Sunday, January 11, 2026

Private sector welcomes improved forex allocation

By our staff reporter

The private sector, which includes companies in the industrial sector, is pleased with the banking institutions’ improved foreign exchange allocation.

According to sources, private sector players report that their requests for foreign currency are being met with favorable and somewhat quick responses from banks, in contrast to their prior experience.

“Over the past few weeks, our letter of credit (LC) has been receiving positive results,” they stated.

Manufacturing investors, who have been grumbling for years about their companies’ terrible hard currency allocation, now report that things have improved in the last few weeks.

They conveyed their optimism that the foreign exchange allotment will increase in the upcoming time frame.

Important adjustments to the foreign exchange directive have been made by the government in connection with the macroeconomic reform that went into effect on July 29.

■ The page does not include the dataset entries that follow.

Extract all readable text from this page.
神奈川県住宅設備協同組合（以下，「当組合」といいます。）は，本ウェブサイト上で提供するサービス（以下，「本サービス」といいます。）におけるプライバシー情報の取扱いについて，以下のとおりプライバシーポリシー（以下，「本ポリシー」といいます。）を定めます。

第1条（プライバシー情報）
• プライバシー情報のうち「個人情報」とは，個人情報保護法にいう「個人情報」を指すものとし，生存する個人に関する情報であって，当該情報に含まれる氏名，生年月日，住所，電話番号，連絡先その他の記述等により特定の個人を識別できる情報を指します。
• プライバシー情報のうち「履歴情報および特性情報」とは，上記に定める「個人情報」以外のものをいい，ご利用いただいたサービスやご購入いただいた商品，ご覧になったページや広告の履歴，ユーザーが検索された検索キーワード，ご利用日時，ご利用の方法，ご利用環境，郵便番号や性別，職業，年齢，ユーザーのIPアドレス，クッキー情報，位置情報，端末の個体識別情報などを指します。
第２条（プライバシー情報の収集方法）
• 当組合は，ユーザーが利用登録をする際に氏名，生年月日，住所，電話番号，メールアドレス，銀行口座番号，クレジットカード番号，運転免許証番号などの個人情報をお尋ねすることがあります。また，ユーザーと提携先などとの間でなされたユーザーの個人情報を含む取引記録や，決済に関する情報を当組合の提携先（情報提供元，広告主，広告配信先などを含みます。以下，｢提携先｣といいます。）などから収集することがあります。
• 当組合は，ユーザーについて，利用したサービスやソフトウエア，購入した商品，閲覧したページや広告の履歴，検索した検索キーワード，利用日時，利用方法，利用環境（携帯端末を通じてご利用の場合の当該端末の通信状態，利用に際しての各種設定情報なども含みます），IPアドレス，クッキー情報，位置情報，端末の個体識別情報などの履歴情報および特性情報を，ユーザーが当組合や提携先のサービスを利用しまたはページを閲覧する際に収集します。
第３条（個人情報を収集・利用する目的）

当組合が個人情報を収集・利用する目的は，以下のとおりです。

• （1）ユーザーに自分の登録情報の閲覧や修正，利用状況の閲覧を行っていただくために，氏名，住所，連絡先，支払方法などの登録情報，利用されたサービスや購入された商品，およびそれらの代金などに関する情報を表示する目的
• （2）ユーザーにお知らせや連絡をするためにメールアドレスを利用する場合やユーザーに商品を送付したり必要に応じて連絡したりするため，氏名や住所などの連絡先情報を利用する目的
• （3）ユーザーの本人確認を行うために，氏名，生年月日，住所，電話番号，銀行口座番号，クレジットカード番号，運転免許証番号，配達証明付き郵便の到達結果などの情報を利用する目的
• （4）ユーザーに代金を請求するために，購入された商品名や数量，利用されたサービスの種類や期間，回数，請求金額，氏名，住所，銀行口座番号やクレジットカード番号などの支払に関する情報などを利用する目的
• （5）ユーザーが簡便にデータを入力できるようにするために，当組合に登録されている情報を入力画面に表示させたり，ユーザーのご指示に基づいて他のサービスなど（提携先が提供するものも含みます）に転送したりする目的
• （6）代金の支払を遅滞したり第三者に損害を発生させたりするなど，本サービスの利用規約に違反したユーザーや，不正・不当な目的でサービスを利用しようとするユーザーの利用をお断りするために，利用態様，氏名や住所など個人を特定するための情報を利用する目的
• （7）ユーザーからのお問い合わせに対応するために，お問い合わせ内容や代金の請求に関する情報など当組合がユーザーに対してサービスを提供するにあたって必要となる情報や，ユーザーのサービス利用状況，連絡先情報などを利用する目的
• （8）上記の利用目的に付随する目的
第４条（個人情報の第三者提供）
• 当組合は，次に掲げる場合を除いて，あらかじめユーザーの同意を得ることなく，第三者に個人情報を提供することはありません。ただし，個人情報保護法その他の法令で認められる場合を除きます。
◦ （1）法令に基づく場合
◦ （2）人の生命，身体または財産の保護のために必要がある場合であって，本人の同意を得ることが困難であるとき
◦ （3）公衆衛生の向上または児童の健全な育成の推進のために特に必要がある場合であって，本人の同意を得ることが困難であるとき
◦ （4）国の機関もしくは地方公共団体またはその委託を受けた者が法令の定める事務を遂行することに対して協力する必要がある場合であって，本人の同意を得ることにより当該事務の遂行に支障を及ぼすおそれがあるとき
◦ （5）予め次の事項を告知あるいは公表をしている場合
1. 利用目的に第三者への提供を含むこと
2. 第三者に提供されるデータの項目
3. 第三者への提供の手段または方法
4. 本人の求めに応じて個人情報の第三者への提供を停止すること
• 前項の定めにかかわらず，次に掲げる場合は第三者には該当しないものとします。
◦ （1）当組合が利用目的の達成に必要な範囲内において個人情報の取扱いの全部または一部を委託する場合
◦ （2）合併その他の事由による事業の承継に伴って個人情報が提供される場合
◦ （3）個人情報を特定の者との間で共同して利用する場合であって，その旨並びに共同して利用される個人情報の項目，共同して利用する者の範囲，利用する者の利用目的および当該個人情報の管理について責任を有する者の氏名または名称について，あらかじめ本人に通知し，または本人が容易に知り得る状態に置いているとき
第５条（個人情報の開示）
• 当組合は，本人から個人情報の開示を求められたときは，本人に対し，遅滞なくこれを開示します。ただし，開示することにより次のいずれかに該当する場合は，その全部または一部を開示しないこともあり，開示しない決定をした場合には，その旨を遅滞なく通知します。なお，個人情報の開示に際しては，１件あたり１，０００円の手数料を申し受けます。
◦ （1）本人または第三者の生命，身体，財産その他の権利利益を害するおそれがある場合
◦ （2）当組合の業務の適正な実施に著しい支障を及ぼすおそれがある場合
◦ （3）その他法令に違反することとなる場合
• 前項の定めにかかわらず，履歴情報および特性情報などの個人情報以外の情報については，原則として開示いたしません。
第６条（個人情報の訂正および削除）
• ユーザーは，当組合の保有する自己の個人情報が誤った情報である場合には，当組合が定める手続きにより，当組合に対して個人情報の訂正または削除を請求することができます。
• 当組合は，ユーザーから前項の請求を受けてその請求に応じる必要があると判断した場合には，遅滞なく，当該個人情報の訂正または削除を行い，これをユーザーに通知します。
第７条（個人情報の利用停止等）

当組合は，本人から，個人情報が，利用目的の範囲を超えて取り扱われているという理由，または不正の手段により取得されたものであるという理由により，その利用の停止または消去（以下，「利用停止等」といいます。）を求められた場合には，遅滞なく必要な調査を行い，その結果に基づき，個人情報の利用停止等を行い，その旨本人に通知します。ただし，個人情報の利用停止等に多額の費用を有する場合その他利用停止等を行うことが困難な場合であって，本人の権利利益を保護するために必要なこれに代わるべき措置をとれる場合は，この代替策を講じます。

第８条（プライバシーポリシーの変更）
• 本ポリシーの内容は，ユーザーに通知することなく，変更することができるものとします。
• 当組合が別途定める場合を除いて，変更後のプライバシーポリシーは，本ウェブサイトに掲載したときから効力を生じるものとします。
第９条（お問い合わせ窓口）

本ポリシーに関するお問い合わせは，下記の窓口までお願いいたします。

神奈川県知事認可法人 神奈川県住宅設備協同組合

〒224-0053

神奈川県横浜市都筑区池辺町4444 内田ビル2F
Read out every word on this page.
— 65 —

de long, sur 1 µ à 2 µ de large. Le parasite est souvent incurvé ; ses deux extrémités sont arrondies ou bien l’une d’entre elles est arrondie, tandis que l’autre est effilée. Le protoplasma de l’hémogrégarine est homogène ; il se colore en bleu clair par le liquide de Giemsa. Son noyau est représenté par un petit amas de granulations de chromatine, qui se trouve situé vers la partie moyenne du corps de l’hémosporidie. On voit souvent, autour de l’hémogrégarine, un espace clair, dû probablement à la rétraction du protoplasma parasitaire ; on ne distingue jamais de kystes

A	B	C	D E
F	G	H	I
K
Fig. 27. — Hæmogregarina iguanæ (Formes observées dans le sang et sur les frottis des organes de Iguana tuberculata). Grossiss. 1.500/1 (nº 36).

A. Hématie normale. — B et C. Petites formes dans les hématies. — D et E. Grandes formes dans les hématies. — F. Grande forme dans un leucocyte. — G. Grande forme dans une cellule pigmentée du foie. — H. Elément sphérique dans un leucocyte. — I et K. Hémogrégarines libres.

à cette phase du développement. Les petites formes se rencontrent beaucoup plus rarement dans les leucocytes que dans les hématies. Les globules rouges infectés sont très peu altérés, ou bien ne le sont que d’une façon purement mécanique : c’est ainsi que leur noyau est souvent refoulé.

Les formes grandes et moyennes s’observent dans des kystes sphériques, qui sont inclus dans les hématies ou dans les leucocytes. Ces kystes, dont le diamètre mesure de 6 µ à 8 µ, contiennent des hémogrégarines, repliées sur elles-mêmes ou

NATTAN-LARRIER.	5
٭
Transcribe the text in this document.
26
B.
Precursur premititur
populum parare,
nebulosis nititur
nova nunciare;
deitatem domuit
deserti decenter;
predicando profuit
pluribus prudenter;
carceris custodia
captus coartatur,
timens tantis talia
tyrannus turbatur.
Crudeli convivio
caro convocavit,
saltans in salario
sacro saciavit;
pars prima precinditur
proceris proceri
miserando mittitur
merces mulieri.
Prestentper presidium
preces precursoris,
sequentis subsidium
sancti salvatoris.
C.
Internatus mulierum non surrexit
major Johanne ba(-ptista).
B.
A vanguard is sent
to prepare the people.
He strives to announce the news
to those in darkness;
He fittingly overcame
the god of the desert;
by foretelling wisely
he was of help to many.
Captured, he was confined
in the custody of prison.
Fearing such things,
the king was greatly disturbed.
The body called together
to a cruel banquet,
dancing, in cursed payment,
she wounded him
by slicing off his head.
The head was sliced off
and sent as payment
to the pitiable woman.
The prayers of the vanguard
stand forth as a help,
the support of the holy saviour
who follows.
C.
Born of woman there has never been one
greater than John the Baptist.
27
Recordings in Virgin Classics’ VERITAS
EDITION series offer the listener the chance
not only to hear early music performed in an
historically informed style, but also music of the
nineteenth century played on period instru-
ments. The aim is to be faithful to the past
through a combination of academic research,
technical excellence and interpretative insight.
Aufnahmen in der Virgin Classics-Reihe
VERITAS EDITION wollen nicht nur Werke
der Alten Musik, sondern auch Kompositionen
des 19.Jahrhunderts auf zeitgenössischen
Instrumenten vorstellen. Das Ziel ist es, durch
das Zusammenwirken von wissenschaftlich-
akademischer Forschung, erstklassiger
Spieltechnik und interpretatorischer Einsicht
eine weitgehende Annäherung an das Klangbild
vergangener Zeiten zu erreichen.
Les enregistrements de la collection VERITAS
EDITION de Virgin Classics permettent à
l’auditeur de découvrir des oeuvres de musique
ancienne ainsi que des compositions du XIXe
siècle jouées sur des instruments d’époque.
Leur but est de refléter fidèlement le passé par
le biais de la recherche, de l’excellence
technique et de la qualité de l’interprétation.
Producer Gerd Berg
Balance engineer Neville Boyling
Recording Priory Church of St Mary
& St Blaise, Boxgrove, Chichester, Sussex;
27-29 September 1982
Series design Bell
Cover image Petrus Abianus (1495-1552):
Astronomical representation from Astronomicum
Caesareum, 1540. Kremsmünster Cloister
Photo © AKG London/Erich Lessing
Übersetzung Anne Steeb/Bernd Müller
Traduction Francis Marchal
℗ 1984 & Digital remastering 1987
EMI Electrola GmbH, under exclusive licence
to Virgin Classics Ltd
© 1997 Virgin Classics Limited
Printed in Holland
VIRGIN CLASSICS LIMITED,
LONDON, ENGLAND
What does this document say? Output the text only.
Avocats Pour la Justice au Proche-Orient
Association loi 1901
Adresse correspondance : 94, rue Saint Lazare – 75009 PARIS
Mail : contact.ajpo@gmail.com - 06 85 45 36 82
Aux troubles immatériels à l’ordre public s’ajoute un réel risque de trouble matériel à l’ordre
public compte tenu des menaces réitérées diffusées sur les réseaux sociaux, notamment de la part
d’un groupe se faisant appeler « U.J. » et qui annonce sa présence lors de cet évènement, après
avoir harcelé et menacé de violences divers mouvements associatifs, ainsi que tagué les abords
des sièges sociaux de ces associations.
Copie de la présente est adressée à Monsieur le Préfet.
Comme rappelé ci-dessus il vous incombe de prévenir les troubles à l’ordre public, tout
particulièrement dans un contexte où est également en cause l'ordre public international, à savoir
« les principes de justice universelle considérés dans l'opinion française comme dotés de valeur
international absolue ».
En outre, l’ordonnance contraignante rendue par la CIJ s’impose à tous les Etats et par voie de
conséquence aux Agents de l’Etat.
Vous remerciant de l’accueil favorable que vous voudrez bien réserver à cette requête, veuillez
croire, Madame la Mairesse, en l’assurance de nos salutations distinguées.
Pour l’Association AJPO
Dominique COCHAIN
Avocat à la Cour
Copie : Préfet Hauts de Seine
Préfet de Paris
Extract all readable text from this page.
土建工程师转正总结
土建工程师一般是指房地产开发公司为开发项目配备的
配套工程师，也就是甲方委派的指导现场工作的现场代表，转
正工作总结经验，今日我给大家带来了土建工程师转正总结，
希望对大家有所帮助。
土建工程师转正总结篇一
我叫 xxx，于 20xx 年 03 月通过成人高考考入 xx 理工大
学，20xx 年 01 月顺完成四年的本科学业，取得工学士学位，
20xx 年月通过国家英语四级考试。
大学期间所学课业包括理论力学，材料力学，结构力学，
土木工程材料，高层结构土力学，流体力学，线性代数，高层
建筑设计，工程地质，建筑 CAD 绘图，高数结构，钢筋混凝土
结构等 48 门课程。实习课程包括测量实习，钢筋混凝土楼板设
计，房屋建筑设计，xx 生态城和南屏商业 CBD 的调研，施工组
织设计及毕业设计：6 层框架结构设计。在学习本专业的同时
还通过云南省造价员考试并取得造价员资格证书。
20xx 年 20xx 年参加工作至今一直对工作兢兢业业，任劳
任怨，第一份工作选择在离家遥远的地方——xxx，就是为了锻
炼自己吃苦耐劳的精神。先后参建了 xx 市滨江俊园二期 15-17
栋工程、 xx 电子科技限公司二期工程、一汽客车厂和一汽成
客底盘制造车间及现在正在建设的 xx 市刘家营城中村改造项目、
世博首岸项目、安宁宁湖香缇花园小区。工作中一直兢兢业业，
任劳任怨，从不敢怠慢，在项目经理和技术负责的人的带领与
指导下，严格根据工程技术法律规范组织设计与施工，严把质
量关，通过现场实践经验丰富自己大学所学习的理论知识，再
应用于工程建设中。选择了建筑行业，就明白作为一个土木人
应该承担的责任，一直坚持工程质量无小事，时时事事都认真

The market has considerably reduced the difference in exchange rates between the legal and black markets, setting the direction of the foreign exchange market, according to the ruling.

The National Bank of Ethiopia (NBE) has dramatically altered the administration and distribution of foreign currency, enabling banks to generate and distribute foreign currency freely through a new directive that updated numerous earlier rules and included some new legislation.

The money transfer that was greatly impacted and captive to the parallel market and money laundering has also been made possible by the currency market reform and is now being routed through the legal system, according to banking sector observers.

Financial sector experts noted that the banking system has seen an exceptional increase in remittances over the last several weeks.

They told Capital that the amount of foreign cash received through remittances via the legal system during the last three weeks, which coincide with Ethiopia’s New Year and Meskal holiday season, is noteworthy.

A few weeks ago, NBE launched a six-month campaign to increase money transfers in partnership with financial institutions.

“The foreign currency flow through banks is growing since the foreign exchange has become equal to the illegal market, and financial institutions are offering various attractive incentives to boost their hard currency resources,” an IBD director told Capital.

He continued by saying that some of the incentives are better than the black market pricing, which, according to the most recent NBE review, differs somewhat from the legal rate.

“It may take two weeks, but our foreign currency requests are getting positive responses from banks,” said participants in the private sector.

“We hope that it will expand more in terms of amount and shorter time frames,” they said, expressing their appreciation for the new trend.

According to the government, the new reform is primarily intended to modernize the macroeconomic structure and increase foreign currency availability, which was one of Ethiopia’s biggest economic concerns.